The International Journal of Performance Arts and Digital Media, published by Intellect, recently launched issue 6.1, entitled “Alternative Materialities: Scenography in Digital Performance”.
The issue was edited by Nick Hunt, Head of School of Design Management and Technical Arts and includes a book review by Rachel Nicholson, Module/Year Coordinator for Lighting, of The Potentials of Spaces: The Theory and Practice of Scenography and Performance, edited by Alison Oddey and Christine White.
A full table of contents for issue 6.1 can be found on the journal’s website, and here below is the editorial abstract outlining the context and thematic concerns addressed in the journal.
Issue 6.1 seeks to engage specifically scenographic thinking about technologies in performance. It takes scenography to mean the materiality of performance – the sum total of the performance space, scenery, costume, lighting, sound, video, and so on – and contributors have in various ways addressed scenography and its associated practices in relation to digital media. The widespread adoption of digital media across the field of performance arts has proposed alternative materialities that have sometimes radically disrupted existing scenographic practices, and sometimes perpetuated established practices through new means.
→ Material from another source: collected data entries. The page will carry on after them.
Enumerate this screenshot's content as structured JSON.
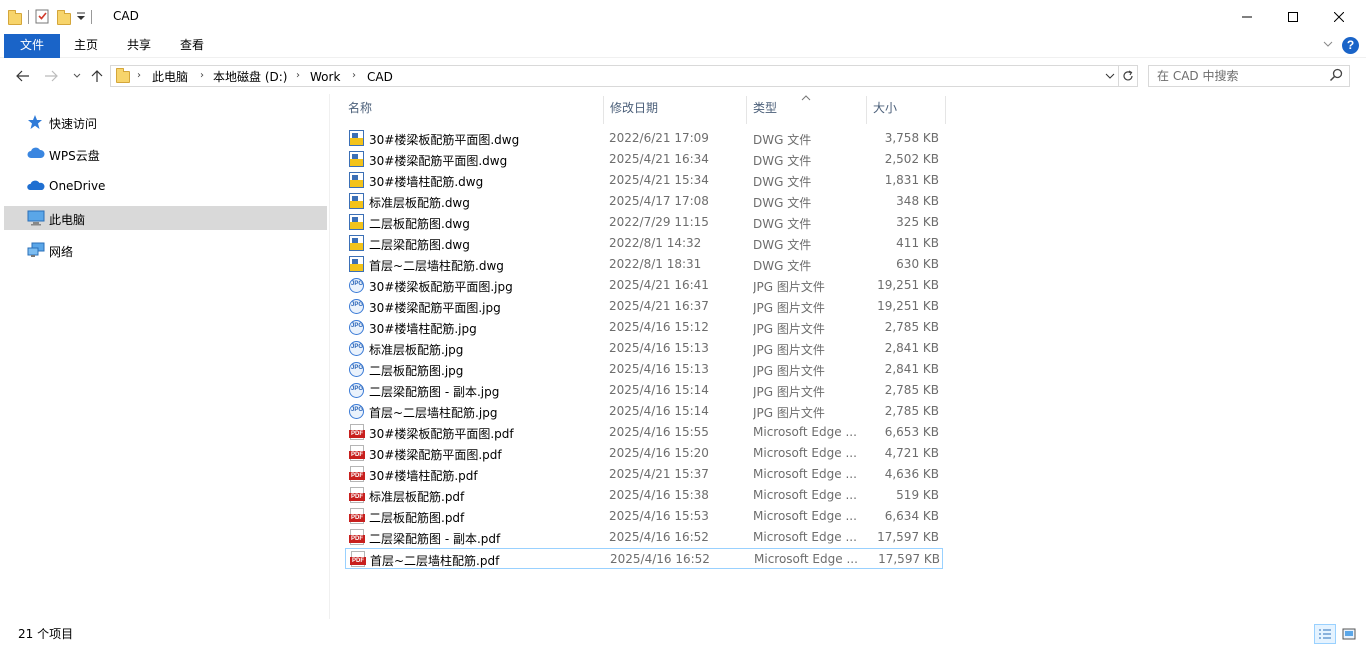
{
  "window": {
    "title": "CAD"
  },
  "ribbon": {
    "tabs": [
      {
        "label": "文件"
      },
      {
        "label": "主页"
      },
      {
        "label": "共享"
      },
      {
        "label": "查看"
      }
    ],
    "help_label": "?"
  },
  "address": {
    "crumbs": [
      "此电脑",
      "本地磁盘 (D:)",
      "Work",
      "CAD"
    ]
  },
  "search": {
    "placeholder": "在 CAD 中搜索"
  },
  "sidebar": {
    "items": [
      {
        "label": "快速访问",
        "icon": "star-icon"
      },
      {
        "label": "WPS云盘",
        "icon": "wps-cloud-icon"
      },
      {
        "label": "OneDrive",
        "icon": "onedrive-icon"
      },
      {
        "label": "此电脑",
        "icon": "computer-icon",
        "selected": true
      },
      {
        "label": "网络",
        "icon": "network-icon"
      }
    ]
  },
  "columns": {
    "name": "名称",
    "date": "修改日期",
    "type": "类型",
    "size": "大小"
  },
  "files": [
    {
      "name": "30#楼梁板配筋平面图.dwg",
      "date": "2022/6/21 17:09",
      "type": "DWG 文件",
      "size": "3,758 KB",
      "kind": "dwg"
    },
    {
      "name": "30#楼梁配筋平面图.dwg",
      "date": "2025/4/21 16:34",
      "type": "DWG 文件",
      "size": "2,502 KB",
      "kind": "dwg"
    },
    {
      "name": "30#楼墙柱配筋.dwg",
      "date": "2025/4/21 15:34",
      "type": "DWG 文件",
      "size": "1,831 KB",
      "kind": "dwg"
    },
    {
      "name": "标准层板配筋.dwg",
      "date": "2025/4/17 17:08",
      "type": "DWG 文件",
      "size": "348 KB",
      "kind": "dwg"
    },
    {
      "name": "二层板配筋图.dwg",
      "date": "2022/7/29 11:15",
      "type": "DWG 文件",
      "size": "325 KB",
      "kind": "dwg"
    },
    {
      "name": "二层梁配筋图.dwg",
      "date": "2022/8/1 14:32",
      "type": "DWG 文件",
      "size": "411 KB",
      "kind": "dwg"
    },
    {
      "name": "首层~二层墙柱配筋.dwg",
      "date": "2022/8/1 18:31",
      "type": "DWG 文件",
      "size": "630 KB",
      "kind": "dwg"
    },
    {
      "name": "30#楼梁板配筋平面图.jpg",
      "date": "2025/4/21 16:41",
      "type": "JPG 图片文件",
      "size": "19,251 KB",
      "kind": "jpg"
    },
    {
      "name": "30#楼梁配筋平面图.jpg",
      "date": "2025/4/21 16:37",
      "type": "JPG 图片文件",
      "size": "19,251 KB",
      "kind": "jpg"
    },
    {
      "name": "30#楼墙柱配筋.jpg",
      "date": "2025/4/16 15:12",
      "type": "JPG 图片文件",
      "size": "2,785 KB",
      "kind": "jpg"
    },
    {
      "name": "标准层板配筋.jpg",
      "date": "2025/4/16 15:13",
      "type": "JPG 图片文件",
      "size": "2,841 KB",
      "kind": "jpg"
    },
    {
      "name": "二层板配筋图.jpg",
      "date": "2025/4/16 15:13",
      "type": "JPG 图片文件",
      "size": "2,841 KB",
      "kind": "jpg"
    },
    {
      "name": "二层梁配筋图 - 副本.jpg",
      "date": "2025/4/16 15:14",
      "type": "JPG 图片文件",
      "size": "2,785 KB",
      "kind": "jpg"
    },
    {
      "name": "首层~二层墙柱配筋.jpg",
      "date": "2025/4/16 15:14",
      "type": "JPG 图片文件",
      "size": "2,785 KB",
      "kind": "jpg"
    },
    {
      "name": "30#楼梁板配筋平面图.pdf",
      "date": "2025/4/16 15:55",
      "type": "Microsoft Edge ...",
      "size": "6,653 KB",
      "kind": "pdf"
    },
    {
      "name": "30#楼梁配筋平面图.pdf",
      "date": "2025/4/16 15:20",
      "type": "Microsoft Edge ...",
      "size": "4,721 KB",
      "kind": "pdf"
    },
    {
      "name": "30#楼墙柱配筋.pdf",
      "date": "2025/4/21 15:37",
      "type": "Microsoft Edge ...",
      "size": "4,636 KB",
      "kind": "pdf"
    },
    {
      "name": "标准层板配筋.pdf",
      "date": "2025/4/16 15:38",
      "type": "Microsoft Edge ...",
      "size": "519 KB",
      "kind": "pdf"
    },
    {
      "name": "二层板配筋图.pdf",
      "date": "2025/4/16 15:53",
      "type": "Microsoft Edge ...",
      "size": "6,634 KB",
      "kind": "pdf"
    },
    {
      "name": "二层梁配筋图 - 副本.pdf",
      "date": "2025/4/16 16:52",
      "type": "Microsoft Edge ...",
      "size": "17,597 KB",
      "kind": "pdf"
    },
    {
      "name": "首层~二层墙柱配筋.pdf",
      "date": "2025/4/16 16:52",
      "type": "Microsoft Edge ...",
      "size": "17,597 KB",
      "kind": "pdf",
      "selected": true
    }
  ],
  "status": {
    "count_text": "21 个项目"
  },
  "colors": {
    "accent": "#1a64c8",
    "selection_border": "#99d1ff",
    "sidebar_selected": "#d9d9d9"
  }
}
New possibilities have brought new ways of thinking and doing, and new goals. The articles in this issue collectively map some of the dimensions of this shifting territory, contributors having been asked to generate ‘scenographic thinking’ by taking the physical materials of performance, and those who manipulate them, as a starting point in approaching the use of digital media in live performance.
The articles are diverse in both their subject matter and their approach to it, and have been written by contributors from a wide range of disciplinary backgrounds. However, if there is a common concern, it is perhaps that of the manipulation of space through the use of digital technologies. This may not seem surprising, since the scholarly discourses of digital media in performance have taken the virtual, and virtual space in particular, as a central focus. Equally, scenography – in establishing itself as a shift away from theatrical stage design as ‘mere’ decoration – has tended to be positioned by many of its promoters as a primarily spatial practice. In addition, what some of the articles begin to suggest is a developing engagement with the relationship between the performer and the scenography of performance – a gradual dissolution of the simplistic contradistinction between scenography as the ‘context’ or ‘environment’ in which takes place the performer’s ‘action’. New insights and creative possibilities begin to emerge from such scenographic thinking.”